Pörksen setzt in seinen Ausführungen auf eine "redaktionelle Gesellschaft". Die Menschen sollten das Handwerk redlicher Journalisten beherrschen und deren Prinzipien im Umgang mit Medien anwenden: Skepsis, Distanz, Faktenprüfung, Wahrheitswillen. Derzeit eine Utopie (auch aus Sicht des Optimisten Pörksen), wenn man objektiv betrachtet, wie sich die Bevölkerung aktuell in den sozialen Medien durch Fake News, selektive Informationen oder auch nur durch statistische Tricks manipulieren und täuschen lässt.
Ein eigenes Schulfach zur Erziehung der Medienmündigkeit steht insofern im Forderungskatalog Pörksens. Eine Verwirklichung erscheint auch in Österreich nicht unmöglich, fordern dies doch auch Parteien und Politiker, die selbst Fake News ohne Genierer verbreiten.
Die Finanzierung des Qualitätsjournalismus sei derzeit das heikelste Problem in der Medienszene. Infolge der Digitalisierung und der sozialen Medien trage jeder "kleine Sendestationen in Gestalt von Smartphones herum" und verbreite seine persönlichen News auf Plattformen wie Facebook, Twitter oder Instagram. Facebook hatte im Jahr 2017 40 Milliarden Dollar Werbeeinnahmen. Alle deutschen Medien zusammen kommen nicht auf die Hälfte.", so der renommierte Medienwissenschaftler.

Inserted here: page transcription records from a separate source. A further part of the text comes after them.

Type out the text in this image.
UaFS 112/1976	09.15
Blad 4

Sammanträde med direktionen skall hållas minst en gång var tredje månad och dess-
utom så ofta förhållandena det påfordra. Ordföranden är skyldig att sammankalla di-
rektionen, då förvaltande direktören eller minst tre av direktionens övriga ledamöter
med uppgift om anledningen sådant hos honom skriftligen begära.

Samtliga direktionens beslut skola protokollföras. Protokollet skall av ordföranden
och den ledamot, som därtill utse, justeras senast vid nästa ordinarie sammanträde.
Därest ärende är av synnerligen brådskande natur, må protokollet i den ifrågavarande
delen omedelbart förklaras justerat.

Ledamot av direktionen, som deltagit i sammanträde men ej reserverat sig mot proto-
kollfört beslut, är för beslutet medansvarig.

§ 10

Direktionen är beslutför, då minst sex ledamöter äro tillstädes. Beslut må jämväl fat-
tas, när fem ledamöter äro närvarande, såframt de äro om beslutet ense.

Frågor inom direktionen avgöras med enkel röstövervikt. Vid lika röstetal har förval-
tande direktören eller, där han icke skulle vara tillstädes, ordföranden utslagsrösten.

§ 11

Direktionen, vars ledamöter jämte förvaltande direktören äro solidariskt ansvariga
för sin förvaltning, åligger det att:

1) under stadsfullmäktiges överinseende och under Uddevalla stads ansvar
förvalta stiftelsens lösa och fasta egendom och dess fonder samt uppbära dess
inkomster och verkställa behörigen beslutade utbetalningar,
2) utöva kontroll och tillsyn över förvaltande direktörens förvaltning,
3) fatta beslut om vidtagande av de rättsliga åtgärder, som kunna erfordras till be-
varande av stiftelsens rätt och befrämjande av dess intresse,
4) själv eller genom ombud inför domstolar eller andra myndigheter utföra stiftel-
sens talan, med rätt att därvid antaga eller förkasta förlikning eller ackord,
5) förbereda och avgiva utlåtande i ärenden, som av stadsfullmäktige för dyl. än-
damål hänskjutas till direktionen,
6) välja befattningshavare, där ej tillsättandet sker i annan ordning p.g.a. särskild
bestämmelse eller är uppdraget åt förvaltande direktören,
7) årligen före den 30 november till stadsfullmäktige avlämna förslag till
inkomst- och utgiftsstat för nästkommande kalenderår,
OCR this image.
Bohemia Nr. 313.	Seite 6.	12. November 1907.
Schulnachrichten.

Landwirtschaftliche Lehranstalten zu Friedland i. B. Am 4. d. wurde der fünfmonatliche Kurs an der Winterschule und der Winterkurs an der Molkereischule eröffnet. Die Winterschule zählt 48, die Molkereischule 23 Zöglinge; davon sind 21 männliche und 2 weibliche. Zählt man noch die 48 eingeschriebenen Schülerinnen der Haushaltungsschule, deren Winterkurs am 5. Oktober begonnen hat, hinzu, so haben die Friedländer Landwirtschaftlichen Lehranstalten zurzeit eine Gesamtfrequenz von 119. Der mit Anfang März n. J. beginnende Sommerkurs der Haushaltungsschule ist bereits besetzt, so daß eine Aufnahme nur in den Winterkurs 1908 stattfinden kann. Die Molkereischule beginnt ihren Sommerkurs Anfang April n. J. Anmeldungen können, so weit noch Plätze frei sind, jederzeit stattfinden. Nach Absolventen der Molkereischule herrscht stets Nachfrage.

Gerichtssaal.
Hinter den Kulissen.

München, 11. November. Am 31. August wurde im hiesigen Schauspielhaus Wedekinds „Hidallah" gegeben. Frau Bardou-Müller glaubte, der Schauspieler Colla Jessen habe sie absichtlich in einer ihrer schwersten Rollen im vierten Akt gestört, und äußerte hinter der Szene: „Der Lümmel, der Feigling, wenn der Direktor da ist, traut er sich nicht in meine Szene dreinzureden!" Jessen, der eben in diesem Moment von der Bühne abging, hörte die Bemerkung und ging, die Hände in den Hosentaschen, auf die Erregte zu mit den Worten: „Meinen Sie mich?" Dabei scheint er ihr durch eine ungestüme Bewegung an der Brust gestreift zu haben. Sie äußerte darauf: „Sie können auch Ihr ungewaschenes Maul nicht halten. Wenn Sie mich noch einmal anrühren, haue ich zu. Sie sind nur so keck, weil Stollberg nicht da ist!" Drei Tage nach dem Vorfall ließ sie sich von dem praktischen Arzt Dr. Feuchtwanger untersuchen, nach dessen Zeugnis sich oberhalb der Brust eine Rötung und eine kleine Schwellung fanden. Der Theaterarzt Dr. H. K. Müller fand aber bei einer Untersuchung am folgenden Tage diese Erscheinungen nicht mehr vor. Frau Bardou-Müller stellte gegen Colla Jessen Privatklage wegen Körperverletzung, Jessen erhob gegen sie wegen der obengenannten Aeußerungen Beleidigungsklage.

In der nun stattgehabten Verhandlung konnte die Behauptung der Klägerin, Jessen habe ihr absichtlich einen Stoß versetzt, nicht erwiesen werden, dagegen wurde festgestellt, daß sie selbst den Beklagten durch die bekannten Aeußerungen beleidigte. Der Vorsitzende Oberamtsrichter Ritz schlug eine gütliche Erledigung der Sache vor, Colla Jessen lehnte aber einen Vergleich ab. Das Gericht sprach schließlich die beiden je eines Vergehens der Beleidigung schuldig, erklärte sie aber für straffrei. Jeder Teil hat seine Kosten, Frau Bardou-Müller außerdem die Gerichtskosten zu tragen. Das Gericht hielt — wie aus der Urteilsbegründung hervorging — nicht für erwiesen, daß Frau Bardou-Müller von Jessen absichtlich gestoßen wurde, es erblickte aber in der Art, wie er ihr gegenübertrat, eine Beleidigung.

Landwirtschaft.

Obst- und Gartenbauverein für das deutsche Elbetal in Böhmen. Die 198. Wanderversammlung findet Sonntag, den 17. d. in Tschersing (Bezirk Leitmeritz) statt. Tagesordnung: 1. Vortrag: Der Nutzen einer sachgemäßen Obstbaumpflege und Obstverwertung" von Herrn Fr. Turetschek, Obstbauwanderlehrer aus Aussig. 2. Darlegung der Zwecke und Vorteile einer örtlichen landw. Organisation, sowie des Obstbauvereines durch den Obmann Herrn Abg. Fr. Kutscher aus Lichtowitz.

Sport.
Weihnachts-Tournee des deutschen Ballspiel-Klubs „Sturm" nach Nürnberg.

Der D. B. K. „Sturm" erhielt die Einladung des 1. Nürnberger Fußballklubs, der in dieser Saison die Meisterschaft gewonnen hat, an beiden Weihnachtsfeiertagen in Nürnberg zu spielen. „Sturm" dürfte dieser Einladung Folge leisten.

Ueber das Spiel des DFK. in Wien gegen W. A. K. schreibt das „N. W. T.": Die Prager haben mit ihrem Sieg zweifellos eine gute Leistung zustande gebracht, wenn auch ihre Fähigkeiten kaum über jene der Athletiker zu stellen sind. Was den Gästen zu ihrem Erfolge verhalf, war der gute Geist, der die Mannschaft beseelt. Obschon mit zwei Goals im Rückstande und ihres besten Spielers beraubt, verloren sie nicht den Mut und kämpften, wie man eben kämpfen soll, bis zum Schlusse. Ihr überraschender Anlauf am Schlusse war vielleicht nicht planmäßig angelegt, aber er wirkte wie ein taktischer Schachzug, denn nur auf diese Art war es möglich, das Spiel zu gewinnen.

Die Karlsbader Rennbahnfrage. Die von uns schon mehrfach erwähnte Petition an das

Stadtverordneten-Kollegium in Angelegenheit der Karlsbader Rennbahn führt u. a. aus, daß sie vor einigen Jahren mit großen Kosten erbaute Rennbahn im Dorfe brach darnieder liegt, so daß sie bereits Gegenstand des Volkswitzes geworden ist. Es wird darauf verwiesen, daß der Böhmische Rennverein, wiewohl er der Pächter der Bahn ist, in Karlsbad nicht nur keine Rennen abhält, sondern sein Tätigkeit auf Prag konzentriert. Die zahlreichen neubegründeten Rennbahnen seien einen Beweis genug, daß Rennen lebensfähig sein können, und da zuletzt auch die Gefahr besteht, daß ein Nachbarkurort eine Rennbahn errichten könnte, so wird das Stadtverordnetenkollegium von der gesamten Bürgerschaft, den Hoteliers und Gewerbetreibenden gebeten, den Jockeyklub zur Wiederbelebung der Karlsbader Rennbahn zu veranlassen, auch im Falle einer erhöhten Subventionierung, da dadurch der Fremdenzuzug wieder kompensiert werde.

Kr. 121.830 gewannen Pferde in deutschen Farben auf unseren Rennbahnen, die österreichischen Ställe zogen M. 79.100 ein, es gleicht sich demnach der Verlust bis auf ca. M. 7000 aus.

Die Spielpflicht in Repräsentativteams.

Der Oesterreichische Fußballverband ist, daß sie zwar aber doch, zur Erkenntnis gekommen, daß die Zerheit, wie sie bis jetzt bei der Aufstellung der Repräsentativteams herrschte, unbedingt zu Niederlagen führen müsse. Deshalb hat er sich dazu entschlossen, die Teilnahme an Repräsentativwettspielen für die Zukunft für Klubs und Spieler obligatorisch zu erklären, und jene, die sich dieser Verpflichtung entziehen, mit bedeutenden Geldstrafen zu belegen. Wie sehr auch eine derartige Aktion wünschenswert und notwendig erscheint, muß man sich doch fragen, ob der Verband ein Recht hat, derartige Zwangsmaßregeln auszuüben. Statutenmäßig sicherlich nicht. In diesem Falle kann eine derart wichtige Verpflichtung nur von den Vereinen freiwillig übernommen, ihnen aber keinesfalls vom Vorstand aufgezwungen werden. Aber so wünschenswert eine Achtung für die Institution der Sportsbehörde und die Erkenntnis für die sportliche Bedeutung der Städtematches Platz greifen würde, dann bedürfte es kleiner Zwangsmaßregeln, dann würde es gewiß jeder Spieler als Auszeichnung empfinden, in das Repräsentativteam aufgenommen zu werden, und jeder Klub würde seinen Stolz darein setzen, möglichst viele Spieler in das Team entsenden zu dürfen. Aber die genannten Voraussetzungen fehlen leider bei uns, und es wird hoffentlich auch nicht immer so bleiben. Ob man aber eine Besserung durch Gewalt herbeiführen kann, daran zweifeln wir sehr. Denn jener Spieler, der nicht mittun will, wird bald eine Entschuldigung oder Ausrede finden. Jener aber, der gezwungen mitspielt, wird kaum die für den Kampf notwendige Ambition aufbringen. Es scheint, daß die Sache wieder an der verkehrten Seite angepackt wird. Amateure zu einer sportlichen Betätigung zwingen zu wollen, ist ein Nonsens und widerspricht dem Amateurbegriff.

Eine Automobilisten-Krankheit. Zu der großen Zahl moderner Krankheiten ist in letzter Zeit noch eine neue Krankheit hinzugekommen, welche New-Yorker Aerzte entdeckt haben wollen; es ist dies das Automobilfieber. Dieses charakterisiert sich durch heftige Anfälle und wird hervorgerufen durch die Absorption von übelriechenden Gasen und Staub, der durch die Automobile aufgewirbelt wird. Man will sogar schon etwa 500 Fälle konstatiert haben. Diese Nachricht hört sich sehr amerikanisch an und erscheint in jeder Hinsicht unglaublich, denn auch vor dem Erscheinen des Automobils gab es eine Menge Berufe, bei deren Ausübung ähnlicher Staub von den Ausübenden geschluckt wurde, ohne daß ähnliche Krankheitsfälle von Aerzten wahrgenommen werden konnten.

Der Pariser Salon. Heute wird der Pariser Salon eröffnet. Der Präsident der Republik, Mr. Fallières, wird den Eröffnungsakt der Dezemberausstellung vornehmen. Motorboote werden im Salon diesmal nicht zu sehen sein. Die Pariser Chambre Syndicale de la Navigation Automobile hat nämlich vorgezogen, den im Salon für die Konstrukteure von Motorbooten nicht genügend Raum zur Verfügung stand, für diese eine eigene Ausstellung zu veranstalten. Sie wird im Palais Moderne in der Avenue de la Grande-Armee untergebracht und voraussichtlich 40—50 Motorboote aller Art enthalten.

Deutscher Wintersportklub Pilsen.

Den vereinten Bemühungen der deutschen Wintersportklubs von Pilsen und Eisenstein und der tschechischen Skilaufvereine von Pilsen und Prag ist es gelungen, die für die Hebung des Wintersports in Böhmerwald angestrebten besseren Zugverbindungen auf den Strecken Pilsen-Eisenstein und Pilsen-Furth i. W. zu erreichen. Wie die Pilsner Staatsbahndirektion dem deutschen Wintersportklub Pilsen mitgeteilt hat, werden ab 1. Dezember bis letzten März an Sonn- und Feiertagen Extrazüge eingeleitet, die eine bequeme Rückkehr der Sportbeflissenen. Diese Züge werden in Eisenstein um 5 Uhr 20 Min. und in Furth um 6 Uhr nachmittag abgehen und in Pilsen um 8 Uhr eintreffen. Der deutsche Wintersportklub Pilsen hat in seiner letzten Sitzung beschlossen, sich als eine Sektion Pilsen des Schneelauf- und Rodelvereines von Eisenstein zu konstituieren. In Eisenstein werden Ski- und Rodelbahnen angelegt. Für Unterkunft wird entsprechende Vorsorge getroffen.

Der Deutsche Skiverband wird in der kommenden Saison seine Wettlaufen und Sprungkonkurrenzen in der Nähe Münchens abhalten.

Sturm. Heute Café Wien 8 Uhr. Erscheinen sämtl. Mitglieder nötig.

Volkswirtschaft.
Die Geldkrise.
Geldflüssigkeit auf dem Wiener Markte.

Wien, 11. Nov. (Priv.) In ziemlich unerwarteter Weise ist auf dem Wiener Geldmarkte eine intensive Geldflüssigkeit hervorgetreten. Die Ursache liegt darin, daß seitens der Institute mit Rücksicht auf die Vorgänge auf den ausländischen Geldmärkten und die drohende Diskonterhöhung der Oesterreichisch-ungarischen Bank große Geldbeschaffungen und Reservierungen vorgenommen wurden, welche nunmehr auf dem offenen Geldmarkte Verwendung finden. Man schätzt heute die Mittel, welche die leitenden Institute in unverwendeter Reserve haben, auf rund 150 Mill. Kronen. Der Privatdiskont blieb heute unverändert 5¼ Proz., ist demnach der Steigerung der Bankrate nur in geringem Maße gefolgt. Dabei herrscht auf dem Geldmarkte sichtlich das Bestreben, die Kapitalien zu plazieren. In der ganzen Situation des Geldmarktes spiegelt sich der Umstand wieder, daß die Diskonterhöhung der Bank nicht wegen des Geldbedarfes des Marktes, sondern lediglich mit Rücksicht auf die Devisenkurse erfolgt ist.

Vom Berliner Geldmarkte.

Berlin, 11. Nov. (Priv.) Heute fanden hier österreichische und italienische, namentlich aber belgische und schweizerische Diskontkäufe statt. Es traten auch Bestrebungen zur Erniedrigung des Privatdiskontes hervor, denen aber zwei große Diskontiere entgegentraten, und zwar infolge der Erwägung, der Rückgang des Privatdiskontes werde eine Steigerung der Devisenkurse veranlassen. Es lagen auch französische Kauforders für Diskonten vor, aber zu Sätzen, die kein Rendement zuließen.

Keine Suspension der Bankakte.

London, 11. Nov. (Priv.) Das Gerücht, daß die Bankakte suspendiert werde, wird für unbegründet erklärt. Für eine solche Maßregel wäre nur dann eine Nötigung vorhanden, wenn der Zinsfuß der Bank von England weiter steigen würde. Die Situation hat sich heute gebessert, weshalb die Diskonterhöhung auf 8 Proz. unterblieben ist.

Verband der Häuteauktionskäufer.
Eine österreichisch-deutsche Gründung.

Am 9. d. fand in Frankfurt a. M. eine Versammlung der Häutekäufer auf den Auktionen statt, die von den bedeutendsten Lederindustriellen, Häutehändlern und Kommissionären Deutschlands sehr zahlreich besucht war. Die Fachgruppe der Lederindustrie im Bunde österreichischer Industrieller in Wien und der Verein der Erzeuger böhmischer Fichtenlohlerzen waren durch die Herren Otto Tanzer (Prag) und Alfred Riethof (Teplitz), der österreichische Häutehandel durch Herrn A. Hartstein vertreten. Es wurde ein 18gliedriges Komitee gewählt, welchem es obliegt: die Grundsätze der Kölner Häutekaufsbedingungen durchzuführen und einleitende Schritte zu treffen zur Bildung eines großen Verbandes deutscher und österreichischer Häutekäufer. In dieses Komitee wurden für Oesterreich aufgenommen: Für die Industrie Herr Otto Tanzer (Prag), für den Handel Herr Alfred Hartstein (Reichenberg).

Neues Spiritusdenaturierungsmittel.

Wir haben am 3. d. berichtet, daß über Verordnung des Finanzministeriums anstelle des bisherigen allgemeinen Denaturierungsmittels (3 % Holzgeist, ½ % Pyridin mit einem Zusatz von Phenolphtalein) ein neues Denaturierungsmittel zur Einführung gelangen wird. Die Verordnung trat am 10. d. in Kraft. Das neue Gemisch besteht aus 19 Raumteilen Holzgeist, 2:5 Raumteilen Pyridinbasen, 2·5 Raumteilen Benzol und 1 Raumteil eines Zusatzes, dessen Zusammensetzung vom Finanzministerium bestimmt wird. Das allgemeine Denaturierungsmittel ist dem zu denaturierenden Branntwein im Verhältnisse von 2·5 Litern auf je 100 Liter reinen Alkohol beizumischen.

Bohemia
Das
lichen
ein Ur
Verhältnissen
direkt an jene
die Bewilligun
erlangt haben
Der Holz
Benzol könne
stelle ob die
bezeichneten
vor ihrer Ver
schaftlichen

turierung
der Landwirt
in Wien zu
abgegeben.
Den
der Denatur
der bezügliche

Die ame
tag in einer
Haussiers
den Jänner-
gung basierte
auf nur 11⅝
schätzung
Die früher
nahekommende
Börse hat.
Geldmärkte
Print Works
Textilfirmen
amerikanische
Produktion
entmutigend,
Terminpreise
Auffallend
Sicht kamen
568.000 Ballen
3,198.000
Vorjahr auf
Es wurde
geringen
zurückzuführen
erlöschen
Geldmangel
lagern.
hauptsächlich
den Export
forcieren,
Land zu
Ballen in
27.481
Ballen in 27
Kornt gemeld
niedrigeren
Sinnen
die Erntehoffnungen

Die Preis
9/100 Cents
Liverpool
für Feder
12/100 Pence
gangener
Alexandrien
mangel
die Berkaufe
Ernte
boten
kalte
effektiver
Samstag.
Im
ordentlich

Trotzdem sieht Pörksen die Zukunft der systemrelevanten Qualitätsmedien nicht gefährdet. Medien seien allerdings nicht mehr Gatekeeper, sondern Gatereporter. Nicht nur Investigativreports und Hintergrundrecherchen sollten auf der Tagesordnung stehen, sondern auch die detaillierte Aufdeckung über Fake News und sich widersprechende Informationsströme. Die gesamte Arbeit der Medien müsse transparent offengelegt werden. Keine leichte Aufgabe, da die Medien hier mit der "Bestätigungssehnsucht" der Empfänger konfrontiert werden. In Zeiten von Überinformationen wählen die Menschen gerade jene Medien, mit deren Meinungen sie - vorurteilsbehaftet - übereinstimmen.
Eine Absage erteilt Pörksen dem "Filterblasen- und Echokammernmodell". Aufgrund des Verlinkungssystems des Internets sei es eine Leichtigkeit, in "andere Universen" einzudringen. Ein Wolf ist von einem Strache oder Kurz nur einen Link entfernt. Nicht die scheinbar "dämonischen Algorithmen", sondern die Netzkonsumenten selbst sind verantwortlich dafür, dass sie in ihrem "belagerten Tal" verharren. Der Hass im Netz sei auch nicht durch die sozialen Medien verursacht worden, er werde nur durch die grenzenlosen, scheinbar anonymen Möglichkeiten der Verbreitung stärker sichtbar.
In seinem 256 Seiten dicken Buch "Die große Gereiztheit" publiziert Pörksen noch zahlreiche weitere Theorien zur aktuellen Mediensituation. Auf die persönliche Frage, ob das Netz für ihn eher "Euphorie oder Apokalypse" darstellt, bleibt der Optimist auf der hellen, positiven Seite des Fortschritts.. Selbst der Buchdruck sei anfangs mit negativen Kritiken überschwemmt worden.